Nous voudrions leur dire comme le disait Jean Paul II : « N’ayez pas peur. » Faites confiance. Oui, il y a parfois des soucis, des révoltes, des incompréhensions mais s’il y a de l’amour et de la bienveillance et si vous êtes croyants, s’il y a la foi et la confiance en Dieu, vous vivrez une aventure unique d’amour.

Car nous, nous étions très malheureux de notre stérilité et nos petites filles étaient aussi très malheureuses dans l’anonymat d’un orphelinat colombien mais, tous les cinq depuis maintenant presque quinze ans, nous sommes pleinement heureux, sans vivre pour autant un bonheur béat.

En effet, souvent, avec Marie, Paola et Fernanda, nous évoquons les problèmes dramatiques des enfants des rues d’Amérique Latine et souvent nous évoquons le chagrin et la douleur qu’a dû avoir leur maman biologique quand elle a été obligée de se séparer de ses bébés pour de multiples raisons qu’il ne nous appartient nullement de juger.

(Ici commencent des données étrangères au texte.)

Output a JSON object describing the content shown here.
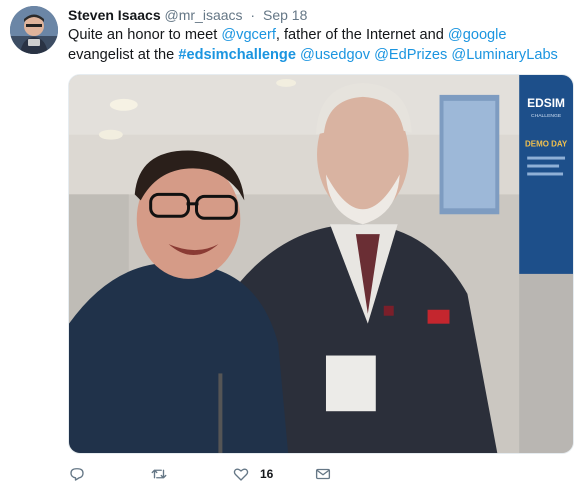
{
  "tweet": {
    "author_name": "Steven Isaacs",
    "handle": "@mr_isaacs",
    "separator": "·",
    "timestamp": "Sep 18",
    "text_parts": [
      {
        "type": "text",
        "value": "Quite an honor to meet "
      },
      {
        "type": "mention",
        "value": "@vgcerf"
      },
      {
        "type": "text",
        "value": ", father of the Internet and "
      },
      {
        "type": "mention",
        "value": "@google"
      },
      {
        "type": "text",
        "value": " evangelist at the "
      },
      {
        "type": "hashtag",
        "value": "#edsimchallenge"
      },
      {
        "type": "text",
        "value": " "
      },
      {
        "type": "mention",
        "value": "@usedgov"
      },
      {
        "type": "text",
        "value": " "
      },
      {
        "type": "mention",
        "value": "@EdPrizes"
      },
      {
        "type": "text",
        "value": " "
      },
      {
        "type": "mention",
        "value": "@LuminaryLabs"
      }
    ],
    "banner_texts": {
      "brand": "EDSIM",
      "sub": "CHALLENGE",
      "demo": "DEMO DAY"
    },
    "actions": {
      "reply_icon": "reply-icon",
      "retweet_icon": "retweet-icon",
      "like_icon": "heart-icon",
      "like_count": "16",
      "dm_icon": "envelope-icon"
    },
    "colors": {
      "link": "#1b95e0",
      "muted": "#657786",
      "text": "#14171a"
    }
  }
}
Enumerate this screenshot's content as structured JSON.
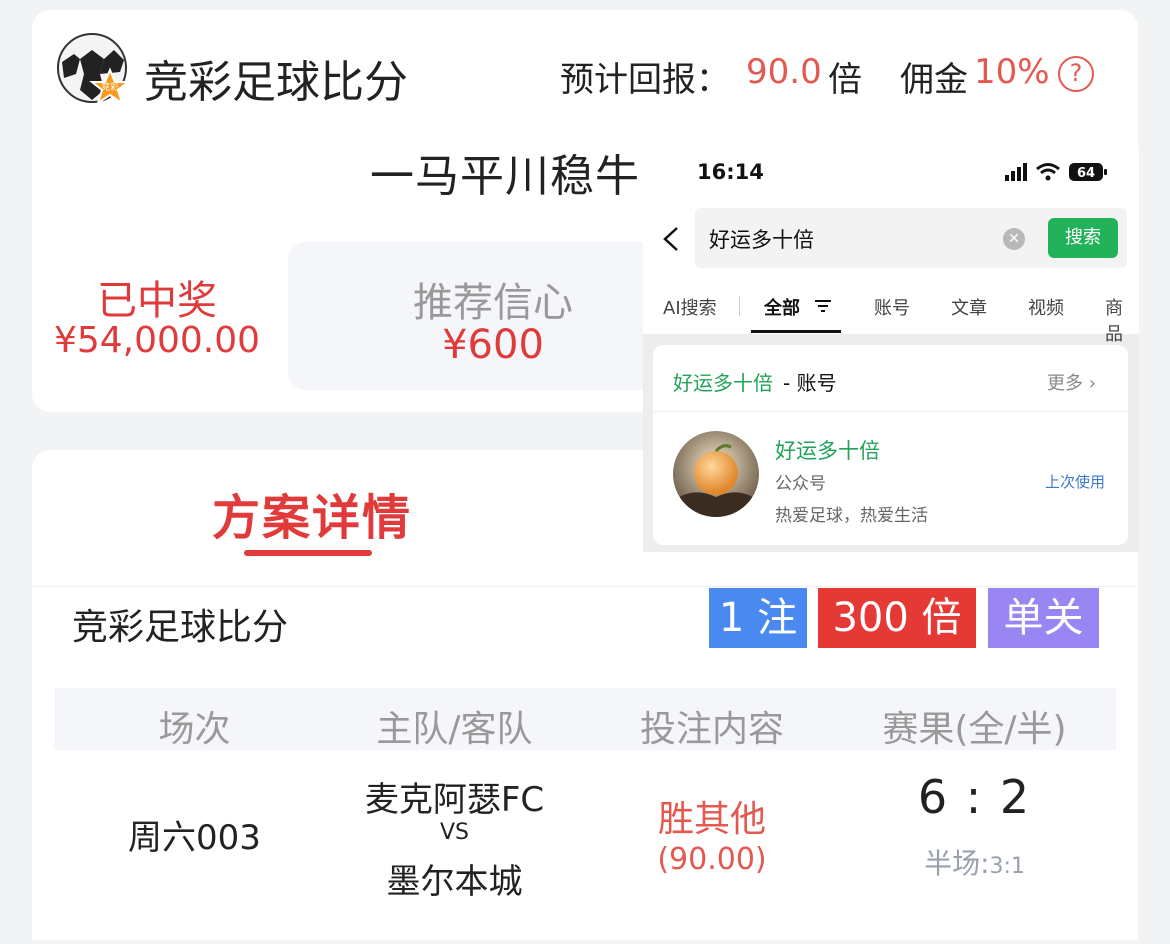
{
  "header": {
    "app_title": "竞彩足球比分",
    "return_label": "预计回报：",
    "return_value": "90.0",
    "return_unit": "倍",
    "commission_label": "佣金",
    "commission_value": "10%",
    "help_symbol": "?"
  },
  "plan": {
    "author": "一马平川稳牛",
    "won_label": "已中奖",
    "won_amount": "¥54,000.00",
    "confidence_label": "推荐信心",
    "confidence_value": "¥600"
  },
  "details": {
    "tab_title": "方案详情",
    "game_name": "竞彩足球比分",
    "tags": {
      "notes": "1 注",
      "multiple": "300 倍",
      "pass_type": "单关"
    },
    "table": {
      "headers": [
        "场次",
        "主队/客队",
        "投注内容",
        "赛果(全/半)"
      ],
      "row": {
        "session": "周六003",
        "home_team": "麦克阿瑟FC",
        "vs": "VS",
        "away_team": "墨尔本城",
        "bet": "胜其他",
        "odds": "(90.00)",
        "score": "6 : 2",
        "half_label": "半场:",
        "half_score": "3:1"
      }
    }
  },
  "overlay": {
    "status_time": "16:14",
    "battery": "64",
    "search_query": "好运多十倍",
    "search_button": "搜索",
    "tabs": [
      "AI搜索",
      "全部",
      "账号",
      "文章",
      "视频",
      "商品"
    ],
    "result_header_name": "好运多十倍",
    "result_header_suffix": " - 账号",
    "more_label": "更多",
    "account_name": "好运多十倍",
    "account_type": "公众号",
    "account_bio": "热爱足球，热爱生活",
    "last_used": "上次使用"
  },
  "colors": {
    "red": "#e03a3a",
    "orange_red": "#e5584f",
    "blue_tag": "#4a89f0",
    "purple_tag": "#9a86f2",
    "green": "#22b35a"
  }
}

Pour finir, nous ajouterons que l’adoption, c’est finalement bien plus que le projet d’un couple qui a envie d’avoir des enfants comme tout le monde. C’est un acte qui engage profondément les parents adoptifs qui reçoivent alors la mission de l’Amour tout en n’oubliant jamais que les enfants ne nous appartiennent pas.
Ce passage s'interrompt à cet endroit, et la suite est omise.